- PC version cover art
- Developers: Beautiful Game Studios, Gusto Games
- Publisher: Eidos Interactive
- Series: Championship Manager
- Platforms: Microsoft Windows, Xbox, PlayStation 2, PlayStation Portable
- Release: WindowsEU: 31 March 2006; PlayStation PortableEU: 7 April 2006; AU: 9 July 2009; PlayStation 2EU: 5 May 2006; XboxEU: 12 May 2006;
- Genre: Sports management
- Mode: Single player

= Championship Manager 2006 =

2006 video game

Championship Manager 2006 is a football management simulation video game in Eidos Interactive's Championship Manager series. It is essentially a seasonal update for Championship Manager 5. The game was developed by Beautiful Game Studios and was released on PC Windows on 31 March 2006.

==Key features==
Possibly the most anticipated new feature for Championship Manager 2006 was the updated "Gameplan" 3D match engine, which the developers and publisher had described as a "3D representation of a football match". Although it is not the FIFA or Pro Evolution Soccer-style 3D match engine that some fans wanted, it is another step along from the top-down 2D view. The developers improved on Championship Manager 5s single isometric view by promising eleven different camera angles to view the match from.

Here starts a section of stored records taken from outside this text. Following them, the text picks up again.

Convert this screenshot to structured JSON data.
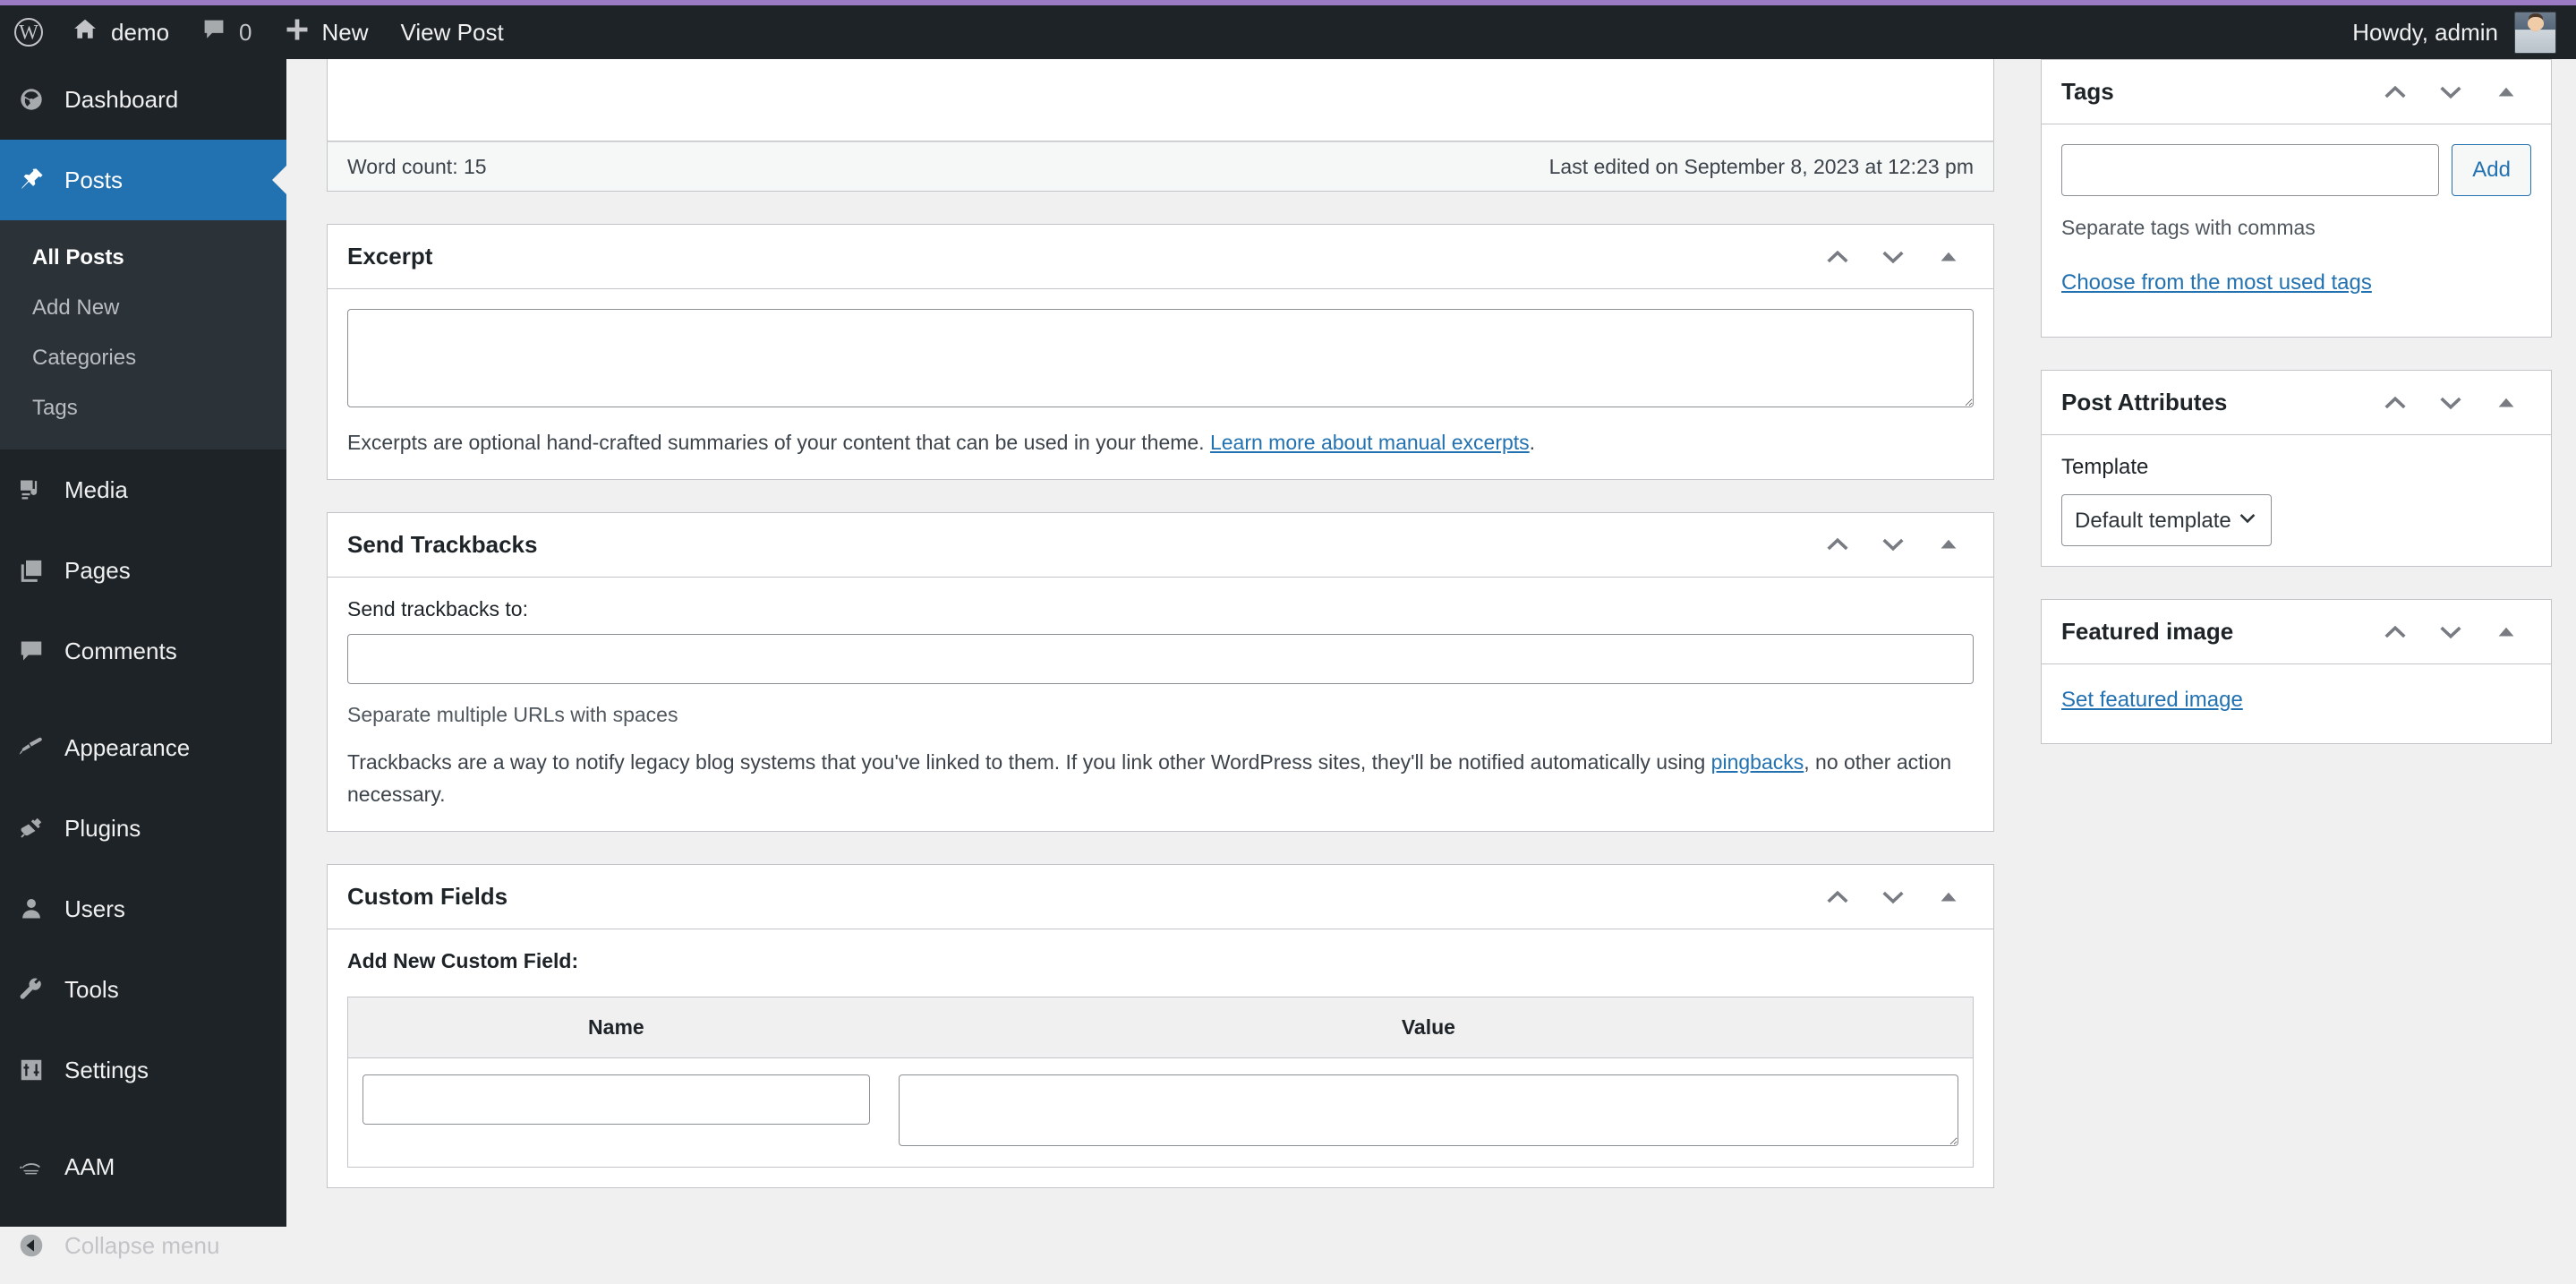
{
  "adminbar": {
    "site_name": "demo",
    "comment_count": "0",
    "new_label": "New",
    "view_post_label": "View Post",
    "howdy": "Howdy, admin",
    "icons": {
      "wordpress": "wordpress-logo-icon",
      "home": "home-icon",
      "comments": "comment-bubble-icon",
      "new": "plus-icon",
      "avatar": "user-avatar"
    }
  },
  "sidebar": {
    "items": [
      {
        "label": "Dashboard",
        "icon": "dashboard-icon",
        "current": false
      },
      {
        "label": "Posts",
        "icon": "pin-icon",
        "current": true
      },
      {
        "label": "Media",
        "icon": "media-icon",
        "current": false
      },
      {
        "label": "Pages",
        "icon": "pages-icon",
        "current": false
      },
      {
        "label": "Comments",
        "icon": "comment-bubble-icon",
        "current": false
      },
      {
        "label": "Appearance",
        "icon": "paintbrush-icon",
        "current": false
      },
      {
        "label": "Plugins",
        "icon": "plug-icon",
        "current": false
      },
      {
        "label": "Users",
        "icon": "user-icon",
        "current": false
      },
      {
        "label": "Tools",
        "icon": "wrench-icon",
        "current": false
      },
      {
        "label": "Settings",
        "icon": "sliders-icon",
        "current": false
      },
      {
        "label": "AAM",
        "icon": "aam-icon",
        "current": false
      }
    ],
    "submenu": [
      {
        "label": "All Posts",
        "current": true
      },
      {
        "label": "Add New",
        "current": false
      },
      {
        "label": "Categories",
        "current": false
      },
      {
        "label": "Tags",
        "current": false
      }
    ],
    "collapse_label": "Collapse menu"
  },
  "editor": {
    "word_count_label": "Word count: 15",
    "last_edited": "Last edited on September 8, 2023 at 12:23 pm"
  },
  "excerpt_box": {
    "title": "Excerpt",
    "value": "",
    "help_prefix": "Excerpts are optional hand-crafted summaries of your content that can be used in your theme. ",
    "help_link": "Learn more about manual excerpts",
    "help_suffix": "."
  },
  "trackbacks_box": {
    "title": "Send Trackbacks",
    "field_label": "Send trackbacks to:",
    "value": "",
    "hint": "Separate multiple URLs with spaces",
    "desc_prefix": "Trackbacks are a way to notify legacy blog systems that you've linked to them. If you link other WordPress sites, they'll be notified automatically using ",
    "desc_link": "pingbacks",
    "desc_suffix": ", no other action necessary."
  },
  "custom_fields_box": {
    "title": "Custom Fields",
    "add_new_label": "Add New Custom Field:",
    "columns": [
      "Name",
      "Value"
    ],
    "row": {
      "name": "",
      "value": ""
    }
  },
  "tags_box": {
    "title": "Tags",
    "input_value": "",
    "add_label": "Add",
    "hint": "Separate tags with commas",
    "most_used_link": "Choose from the most used tags"
  },
  "post_attributes_box": {
    "title": "Post Attributes",
    "template_label": "Template",
    "template_selected": "Default template",
    "template_options": [
      "Default template"
    ]
  },
  "featured_image_box": {
    "title": "Featured image",
    "set_link": "Set featured image"
  },
  "panel_controls": {
    "move_up": "move-up-icon",
    "move_down": "move-down-icon",
    "toggle": "toggle-panel-icon"
  },
  "colors": {
    "admin_bar_bg": "#1d2327",
    "sidebar_bg": "#1d2327",
    "submenu_bg": "#2c3338",
    "accent_blue": "#2271b1",
    "link_blue": "#2271b1",
    "page_bg": "#f0f0f1",
    "border": "#c3c4c7",
    "top_accent": "#9b7bc4"
  }
}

Player interaction was improved greatly, offering 32 different types of interaction, such as player fines, homesickness, and relationships with other players in the team. The game also included a more accurate and fully up-to-date database of players and clubs. It did not feature any additional playable leagues to the 26 found Championship Manager 5, which was a disappointment for some fans; the developers argued that this would help them to improve the quality of data found in the existing playable leagues.

==Other versions==
A handheld version of the game has been released for Sony's PlayStation Portable on 7 April 2006. A console version developed by Gusto Games was released on Xbox and PlayStation 2 in May 2006. A mobile version of the game, titled Championship Manager 2006 Mobile, was developed by Dynamo Games, a BAFTA award-winning developer.

==International update==
On 2 June 2006, to tie in with the 2006 FIFA World Cup, an update pack was released on the Championship Manager website for the PC. This pack fixed minor problems with the original release of the game, and also included the International Management Mode. The mode allows players to take control of international teams, and take them through their international competitions such as the FIFA World Cup.

==Glitches==
Before the International Update, there were many glitches and problems in the game. A few players playing for Forest Green Rovers F.C. had extremely high attributes but were still worth only about £40,000. The most famous players were Alex Meechan and Bruno Teixeira. There was also another glitch that let the player buy players without paying wages. There are several South American players whose value is far less than the statistics of the player when first bought. On the Xbox version, there are fake players on Manchester United F.C., Chelsea F.C., and Plymouth Argyle F.C.

Some players, such as Cesar Daniel Caceres Canete and Danilo Belic, were the wrong age in the game. Canete started the game as an eight-year-old and Belic 14, meaning that they keep improving for several years. Some player histories failed to show transfers and instead shows the player's whole career at the one club. A final glitch let the player change the transfer status and value of footballers out on loan, meaning that if the player can loan a footballer, they can later sign them for free and often on a lower contract.